Uma solução complexa (pelo menos para as zonas do interior)? Até há algum tempo era quase do domínio da ficção, exceção para casos muito extremos e pontuais, assumir o mar como origem de água potável e a dessalinização como um meio para o conseguir. Apesar de ser uma tendência ou talvez até, no futuro, uma alternativa para as zonas do litoral, dificilmente será uma possibilidade viável para as regiões do interior, pela distância, diferença de cota e necessidade de inversão completa dos sistemas existentes atualmente.

 

Uma (nova) origem de água? A água residual tratada em estações de tratamento de águas residuais de última geração, recentemente alvo de novo enquadramento legal, mas que se afigura pouco viável como uma verdadeira alternativa, até para usos secundários, já que, novamente, nas zonas do interior, menos densamente povoadas, a concentração urbana existente não permite gerar água residual tratada suficiente para que se assuma como uma verdadeira alternativa, por exemplo, para a agricultura. O regresso às origens tradicionais? Temos as águas subterrâneas, é verdade, outrora uma reserva estratégica, mas sujeitas agora a uma pressão crescente sobre a quantidade com cada vez mais captações e sobre a qualidade, fruto de algumas práticas desajustada face à pressão que exercem de forma crescente no binómio, solo/água.

 

Voltar às origens superficiais?

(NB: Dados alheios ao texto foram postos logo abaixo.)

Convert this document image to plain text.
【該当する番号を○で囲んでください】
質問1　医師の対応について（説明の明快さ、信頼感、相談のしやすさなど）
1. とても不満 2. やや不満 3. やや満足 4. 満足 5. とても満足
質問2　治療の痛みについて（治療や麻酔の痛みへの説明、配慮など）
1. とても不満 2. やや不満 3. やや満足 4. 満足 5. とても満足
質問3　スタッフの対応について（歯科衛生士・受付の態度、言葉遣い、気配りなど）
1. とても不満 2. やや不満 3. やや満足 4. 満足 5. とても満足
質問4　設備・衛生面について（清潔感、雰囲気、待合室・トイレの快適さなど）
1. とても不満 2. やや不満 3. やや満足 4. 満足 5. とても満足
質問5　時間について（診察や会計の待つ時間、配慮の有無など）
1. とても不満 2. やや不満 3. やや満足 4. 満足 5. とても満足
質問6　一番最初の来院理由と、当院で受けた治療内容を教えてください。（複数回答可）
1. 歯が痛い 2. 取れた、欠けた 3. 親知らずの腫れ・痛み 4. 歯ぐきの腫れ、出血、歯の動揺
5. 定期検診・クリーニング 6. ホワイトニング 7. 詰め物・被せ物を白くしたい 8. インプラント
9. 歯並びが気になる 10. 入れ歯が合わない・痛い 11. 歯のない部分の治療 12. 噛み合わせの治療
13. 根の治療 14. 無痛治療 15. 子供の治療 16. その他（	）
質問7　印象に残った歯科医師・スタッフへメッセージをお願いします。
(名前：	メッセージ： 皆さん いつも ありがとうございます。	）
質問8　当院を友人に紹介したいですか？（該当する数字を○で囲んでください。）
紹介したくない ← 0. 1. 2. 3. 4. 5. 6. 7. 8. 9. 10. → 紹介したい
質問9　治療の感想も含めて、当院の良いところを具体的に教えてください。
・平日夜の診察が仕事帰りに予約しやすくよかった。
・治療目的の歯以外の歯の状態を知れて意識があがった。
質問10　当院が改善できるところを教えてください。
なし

As existentes começam a não chegar para as encomendas, entre grandes e pequenas barragens, diques e charcas, legais, ilegais, por legalizar, clandestinas ou assim-assim, não são capazes de responder à pressão da procura, antecipando-se que, a manter-se este cenário, surjam perdas económicas graves em culturas permanentes já instaladas, haja uma limitação ao surgimento de novas atividades económicas que tenham o acesso à água como fator limitante (não só a agricultura mas também na indústria) e se verifique um agravamento dos conflitos existentes entre diferentes utilizações, caso não haja uma inversão desta tendência.

 

Então, afinal, quais são as soluções? Uma, ou pelo menos a principal, complementada aqui ou ali: gerir melhor o que temos e a isso chama-se eficiência. Eficiência na gestão dos recursos hídricos (outra equação bem antiga e de resultados inconstante ao longo do tempo) com uma intervenção pública muito marcada pela monitorização, planeamento, licenciamento e fiscalização adaptando a procura e a oferta em cada região.

 

Seremos, afinal, capazes de as implementar? Sim, se a todos os utilizadores exigirem com mais responsabilidade e uma maior atuação ao nível do uso eficiente da água, no setor urbano, onde a água é contabilizada em metros cúbicos, mas também no setor onde a verdadeira mudança, talvez a grande mudança resida, a alteração do comportamento na utilização da água na agricultura, um setor onde a água é medida em hectómetros cúbicos (equivalente a um milhão de metros cúbicos) e as áreas são medidas em hectares.  Depende de quem conseguir que isso aconteça? De nós todos! Portugal sempre foi estudado nas escolas e apontado nas universidades como um país rico em disponibilidades de água (apesar de algumas dependências de Espanha nos cursos de água internacionais) mas com alguma variabilidade inter-regional e intra-anual, variabilidades estas que se acentuam a cada dia.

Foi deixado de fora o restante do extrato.